A quien le quede el saco…!

«EL MAL USO DEL LENGUAJE INDUCE EL MAL EN EL ALMA»

Por: M. Sc. Celis E. Rodríguez Serrano

El título de este artículo pertenece al gran filósofo Sócrates. Lo he tomado como referencia por lo siguiente: Seguramente usted habrá escuchado o leído la famosa «teoría de la inclusión» en el lenguaje, que justifica el uso de expresiones tales como «Todas y todos las niñas y niños»; «los y las personas»; «los compañeros y las compañeras»; «los venezolanos y las venezolanas», etc. Sin olvidar aquello de «libros y libras», «millones y millonas», «liceos y liceas» que ya son casos crónicos y extremos.

Esta práctica obedece, supuestamente, a la intención de evitar la discriminación en el uso del lenguaje; sin embargo, quienes se expresan de esta forma demuestran una ignorancia supina respecto a las normas básicas del uso del idioma, e incurren en una grosera deformación del mismo.

Y no es que sea yo un defensor per se de estas normas; al contrario, me inclino más hacia la pragmalinguística, o al análisis y al estudio de lenguaje desde la pragmática, desde el uso. Pero, a mi juicio, este uso se sale de los límites lógicos, que contrasta con lo que en teoría lingüística se ha denominado: Economía del lenguaje. Éste es un principio básico, acuñado por el lingüista francés André Martinet, que habla de la tendencia del ser humano de comunicarse con el menor esfuerzo, utilizando la menor cantidad posible de signos.

Por ejemplo: En estos días me dirigía en un bus desde Puerto la Cruz a Barcelona. El colector de la unidad, que suele anunciar las paradas, se dirigió a los pasajeros, y en forma de pregunta les dijo: «¿Complejo?»
Una joven respondió en tono afirmativo y fuerte: «¡Complejo!»
Entonces el colector, dirigiéndose al conductor, reafirmó diciéndole: «Complejo».

Sin dudas, se describe aquí un proceso de comunicación con todos sus componentes, en el cual sólo se utilizó una palabra, y los elementos paralingüísticos relacionados con la entonación.

Pero volviendo al tema que abrió este artículo, vale mencionar que en nuestro idioma tenemos varios tipos de sustantivos: «Niño», por ejemplo, pertenece a la categoría de «sustantivos genéricos». Al igual que «trabajador», «amigo», «animal», «educador», etc. De acuerdo con esto, la expresión «Las y los niñas y niños merecen mayor atención del Estado» es incorrecta. Ésta rompe con el principio de economía del lenguaje, y contraría la categoría genérica de ese sustantivo. Bastaría con decir: «Los niños venezolanos merecen mayor atención del Estado». Esto también aplica para: «todos los trabajadores merecemos mejores salarios»; «amigos, bienvenidos a esta reunión»; «los educadores están abandonados», etc.

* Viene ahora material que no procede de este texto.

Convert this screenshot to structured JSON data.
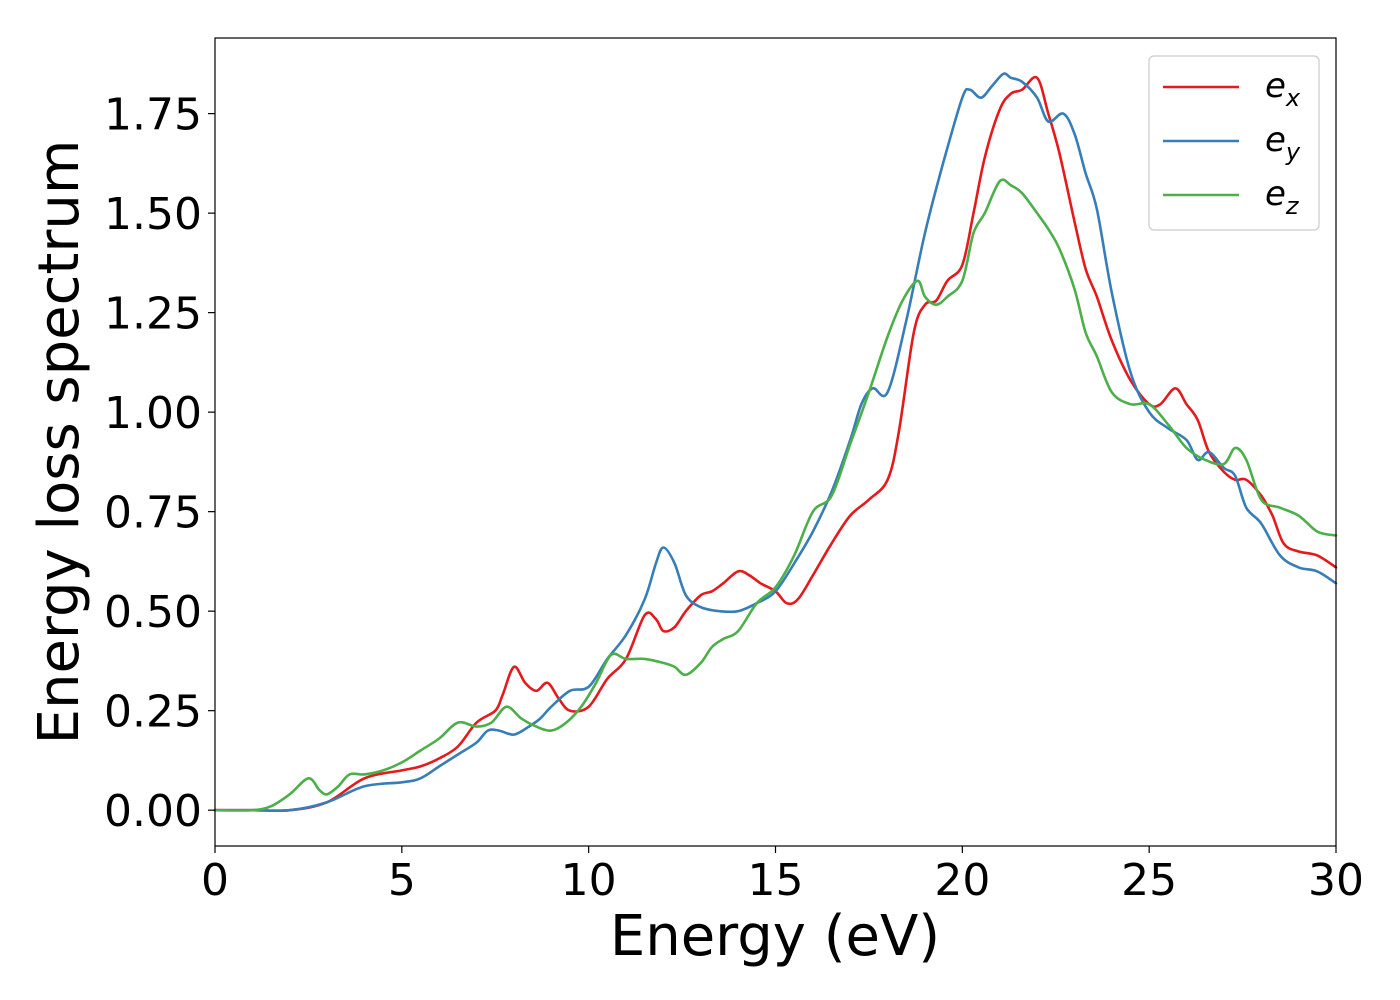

En el caso de «todos», es un pronombre indefinido que implica la totalidad de un grupo: ¿Llegaron los invitados? Sí, ya llegaron todos. Un «inclusivista» diría: ¿Llegaron las y los invitados y invitadas?

Y otro «inclusivista» ridícula y erróneamente respondería: Sí, ya llegaron todas y todos los invitados. Sin importarles a ambos los errores de cacofonía («y invitadas») y de concordancia («todas los invitados»).

El problema es que esta deformación del lenguaje ha sido impulsada desde el mismo Estado. Esto lo podemos ver en la redacción de algunos artículos de la Constitución Nacional. Incluso, en el título le leyes, como por ejemplo: «Ley Orgánica del trabajo, los trabajadores y las trabajadoras»; donde, además del pleonasmo, omiten el uso de la preposición «de». Lo correcto en esta lógica «inclusivista» sería: «Ley orgánica del trabajo, de los trabajadores y de las trabajadoras». Yo me que quedo con «Ley orgánica del trabajo». Lo mismo ocurre con la «Ley orgánica de protección de niños, niñas y adolescentes»: «Ley orgánica de los niños y de los adolescentes».

En conclusión, el fin último del lenguaje es garantizar la eficacia y la efectividad de la comunicación. Para qué complicarnos la vida, y el alma, en este sentido.